The sanctions targeting the SLO raise another set of issues, as they are derived from an EO issued by President Trump after the JCPOA withdrawal. While they may not be directly in contravention of US commitments under the deal, Iran would most certainly view them as violating the spirit of the JCPOA, given their breadth; they include Bonyad Mostazafan, a multibillion-dollar business conglomerate subordinate to the supreme leader.

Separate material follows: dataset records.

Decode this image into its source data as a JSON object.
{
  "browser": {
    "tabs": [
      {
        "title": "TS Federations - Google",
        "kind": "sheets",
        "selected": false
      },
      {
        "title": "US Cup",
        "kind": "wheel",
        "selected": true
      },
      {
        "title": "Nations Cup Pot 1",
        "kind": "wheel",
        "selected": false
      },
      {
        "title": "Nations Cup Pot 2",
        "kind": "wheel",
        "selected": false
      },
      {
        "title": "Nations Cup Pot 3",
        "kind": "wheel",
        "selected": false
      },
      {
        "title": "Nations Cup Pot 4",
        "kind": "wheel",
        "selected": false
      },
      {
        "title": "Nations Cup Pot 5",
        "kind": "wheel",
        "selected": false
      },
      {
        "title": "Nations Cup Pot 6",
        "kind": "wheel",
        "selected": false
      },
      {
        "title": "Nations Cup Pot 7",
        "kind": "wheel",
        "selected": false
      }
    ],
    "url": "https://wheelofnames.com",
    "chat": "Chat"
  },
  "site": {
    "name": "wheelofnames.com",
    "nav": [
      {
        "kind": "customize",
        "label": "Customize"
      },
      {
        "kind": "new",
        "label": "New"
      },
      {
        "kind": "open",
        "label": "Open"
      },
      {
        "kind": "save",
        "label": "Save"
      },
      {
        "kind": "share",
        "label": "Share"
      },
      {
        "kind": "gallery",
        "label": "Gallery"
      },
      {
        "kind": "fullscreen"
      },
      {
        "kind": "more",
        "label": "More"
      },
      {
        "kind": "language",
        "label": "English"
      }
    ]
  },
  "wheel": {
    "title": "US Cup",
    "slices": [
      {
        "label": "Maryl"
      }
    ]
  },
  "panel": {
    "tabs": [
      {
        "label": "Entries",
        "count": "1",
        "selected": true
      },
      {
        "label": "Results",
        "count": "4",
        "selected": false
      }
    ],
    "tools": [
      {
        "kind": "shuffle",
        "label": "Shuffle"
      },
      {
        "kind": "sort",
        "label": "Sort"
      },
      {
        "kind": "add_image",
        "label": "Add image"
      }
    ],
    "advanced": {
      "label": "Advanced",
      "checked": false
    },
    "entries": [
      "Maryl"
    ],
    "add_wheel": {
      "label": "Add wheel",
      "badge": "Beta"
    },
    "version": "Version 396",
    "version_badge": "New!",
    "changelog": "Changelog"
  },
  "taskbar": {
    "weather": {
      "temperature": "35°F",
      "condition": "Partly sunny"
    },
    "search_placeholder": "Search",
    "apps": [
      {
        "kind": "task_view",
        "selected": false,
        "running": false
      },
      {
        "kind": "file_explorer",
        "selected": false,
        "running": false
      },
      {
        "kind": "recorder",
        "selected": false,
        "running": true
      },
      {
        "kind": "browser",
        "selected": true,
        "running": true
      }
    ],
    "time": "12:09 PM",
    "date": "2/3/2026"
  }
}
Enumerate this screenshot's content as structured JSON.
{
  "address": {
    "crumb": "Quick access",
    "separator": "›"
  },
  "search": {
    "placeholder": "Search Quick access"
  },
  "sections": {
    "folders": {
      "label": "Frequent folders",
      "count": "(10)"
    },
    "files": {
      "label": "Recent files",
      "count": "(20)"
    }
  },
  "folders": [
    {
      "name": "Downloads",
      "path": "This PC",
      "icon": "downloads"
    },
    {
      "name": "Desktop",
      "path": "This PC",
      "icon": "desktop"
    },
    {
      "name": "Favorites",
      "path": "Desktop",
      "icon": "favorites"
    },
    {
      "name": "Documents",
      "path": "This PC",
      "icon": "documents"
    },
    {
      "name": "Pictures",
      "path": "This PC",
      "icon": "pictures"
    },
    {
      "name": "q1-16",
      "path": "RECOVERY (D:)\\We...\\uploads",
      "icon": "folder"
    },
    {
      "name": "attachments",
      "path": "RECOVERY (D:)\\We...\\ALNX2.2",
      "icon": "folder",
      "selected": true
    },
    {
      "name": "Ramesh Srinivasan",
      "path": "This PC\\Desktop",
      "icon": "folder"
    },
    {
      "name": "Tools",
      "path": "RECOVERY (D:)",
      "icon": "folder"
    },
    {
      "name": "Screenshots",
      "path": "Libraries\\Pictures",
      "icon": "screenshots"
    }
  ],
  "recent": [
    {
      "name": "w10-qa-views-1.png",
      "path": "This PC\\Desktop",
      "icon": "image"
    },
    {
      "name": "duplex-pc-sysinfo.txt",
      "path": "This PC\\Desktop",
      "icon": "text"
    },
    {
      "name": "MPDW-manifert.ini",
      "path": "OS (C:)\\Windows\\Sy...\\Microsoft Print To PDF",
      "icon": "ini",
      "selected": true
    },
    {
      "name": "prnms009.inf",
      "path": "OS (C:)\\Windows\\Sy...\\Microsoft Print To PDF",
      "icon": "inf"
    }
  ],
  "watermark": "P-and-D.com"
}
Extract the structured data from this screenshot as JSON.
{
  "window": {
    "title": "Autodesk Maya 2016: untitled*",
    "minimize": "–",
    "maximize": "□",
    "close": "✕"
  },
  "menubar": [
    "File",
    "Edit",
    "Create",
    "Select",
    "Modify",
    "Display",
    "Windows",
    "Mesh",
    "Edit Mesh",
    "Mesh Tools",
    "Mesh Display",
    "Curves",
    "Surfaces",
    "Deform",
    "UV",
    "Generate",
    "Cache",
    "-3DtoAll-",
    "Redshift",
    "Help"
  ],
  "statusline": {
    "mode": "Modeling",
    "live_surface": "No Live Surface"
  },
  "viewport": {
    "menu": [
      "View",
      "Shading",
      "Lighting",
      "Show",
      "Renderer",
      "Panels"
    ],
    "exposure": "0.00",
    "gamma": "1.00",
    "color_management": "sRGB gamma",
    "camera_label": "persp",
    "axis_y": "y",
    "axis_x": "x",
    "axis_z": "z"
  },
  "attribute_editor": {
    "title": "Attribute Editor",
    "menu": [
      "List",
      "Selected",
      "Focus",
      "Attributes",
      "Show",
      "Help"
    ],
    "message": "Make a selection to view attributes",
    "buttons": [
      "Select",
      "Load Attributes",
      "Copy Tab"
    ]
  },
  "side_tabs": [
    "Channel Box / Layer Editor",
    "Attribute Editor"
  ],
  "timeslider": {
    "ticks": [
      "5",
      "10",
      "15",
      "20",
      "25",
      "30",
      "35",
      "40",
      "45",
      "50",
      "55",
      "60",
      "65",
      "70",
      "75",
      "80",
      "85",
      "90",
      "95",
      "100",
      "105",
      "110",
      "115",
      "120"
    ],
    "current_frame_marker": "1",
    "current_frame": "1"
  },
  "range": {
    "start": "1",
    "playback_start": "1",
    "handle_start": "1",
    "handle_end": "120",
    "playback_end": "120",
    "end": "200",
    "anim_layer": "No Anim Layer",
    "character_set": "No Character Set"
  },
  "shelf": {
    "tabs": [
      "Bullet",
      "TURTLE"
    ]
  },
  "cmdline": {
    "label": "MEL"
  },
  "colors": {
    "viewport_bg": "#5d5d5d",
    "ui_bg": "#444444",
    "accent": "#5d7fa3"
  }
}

The Biden administration, for its part, will face a decision on whether to lift sanctions targeting the corrupt financial empire of Iran’s supreme leader that has longstanding links to the IRGC and other sanctioned Iranian entities.
If Iran does indeed object to all EOs issued after Trump’s withdrawal from the JCPOA, then the Biden team will have a decision to make on whether to rescind the EO imposing secondary sanctions on conventional arms transactions with Iran that was issued after the UN conventional arms embargo on Iran expired in October 2020. The EO does little in practical terms, as secondary sanctions apply to any Iranian entity that would engage in conventional arms trade and would apply even under the sanctions constraints in the JCPOA. But lifting secondary sanctions on Iran’s conventional arms—especially during a time of heightened Iranian military destabilization in Syria and Yemen—may be too toxic politically for the Biden administration to consider.
Is a US return to the JCPOA imminent?
Prognostication is a difficult business these days, and while the Biden administration promises a more consistent foreign policy approach than its predecessor, it is hardly the only actor in this particular drama. What is for certain is that there is a desire on both sides to return to some sort of arrangement that offers US sanctions relief for Iranian nuclear constraints.
But given the challenges and complexities with the seemingly simple “rejoin the JCPOA” statement both sides have floated, the timing and conditions of accomplishing that are not quite as clear as many would hope. It may be that rejoining cannot happen for many months. Or it may be that the United States and Iran need to find some steps short of a full JCPOA return that defuse tension and create the conditions for more fulsome negotiations over what a return means. And it may be that both sides need to come to some understanding of a path forward on the negotiations over the litany of other concerns with Iranian malfeasance. Whatever the case, both Biden’s Washington and Khamenei’s Tehran face a complicated task.